Bandung
09:18 PM
-Ayyara Yuan Nisaka-
Obrolan Mada dengan Riko mendominasi, aku hanya menyimak. Sejauh ini, aku sadar bahwa banyak sekali perbedaan antara aku dan Mada. Dia yang mudah tersenyum, dia yang mudah berbaur di lingkungan baru, dia yang ramah, dan dia dengan sejuta yang lainnya.
Satu topik pembicaraan yang Mada bicarakan dengan Riko. Trauma. Apakah aku juga mengalami hal itu? Aku menyadari, banyak sekali yang berubah setelah kepergian ke dua orangtua ku dalam kurun waktu yang dekat. Atau, aku saja yang berusaha untuk berubah?
Lagi, Mada seakan berbicara mengenai tentang aku. Ruangan yang di penuhi dengan suara bising membuat aku pusing. Ditambah cahaya ruangan yang sangat menyilaukan semakin membuatku pusing.
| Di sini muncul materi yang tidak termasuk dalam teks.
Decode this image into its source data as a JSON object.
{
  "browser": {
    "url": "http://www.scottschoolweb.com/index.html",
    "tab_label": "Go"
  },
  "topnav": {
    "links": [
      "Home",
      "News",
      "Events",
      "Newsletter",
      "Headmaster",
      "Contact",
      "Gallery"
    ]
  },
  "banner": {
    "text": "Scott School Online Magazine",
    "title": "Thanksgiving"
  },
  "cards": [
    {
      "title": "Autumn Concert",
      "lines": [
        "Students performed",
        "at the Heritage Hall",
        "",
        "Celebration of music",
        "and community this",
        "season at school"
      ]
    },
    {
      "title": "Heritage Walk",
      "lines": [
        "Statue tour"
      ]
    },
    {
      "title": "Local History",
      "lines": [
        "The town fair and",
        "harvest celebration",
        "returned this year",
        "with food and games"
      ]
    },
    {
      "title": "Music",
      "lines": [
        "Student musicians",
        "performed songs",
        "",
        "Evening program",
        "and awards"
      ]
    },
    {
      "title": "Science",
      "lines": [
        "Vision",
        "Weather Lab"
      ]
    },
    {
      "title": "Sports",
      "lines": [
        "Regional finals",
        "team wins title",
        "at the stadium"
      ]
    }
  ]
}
Aku berniat meninggalkan ruangan, lalu bangkit dengan satu tangan yang segera di raih oleh Mada.
“Saya keluar dulu, sebentar.” Entah berapa lama kata sebentar dalam kamus ku malam ini.
Mada ikut bangkit setelah berpamitan kepada Riko dan teman-temannya yang lain. Kami berjalan beriringan menuju ke bagian taman yang ada di pintu utara. Angin malam menyambut dengan menerbangkan beberapa helai rambut ku yang lepas dari ikatan.
“Kenapa?” Tanya Mada setelah kami duduk di kursi taman yang sedikit lebih sepi.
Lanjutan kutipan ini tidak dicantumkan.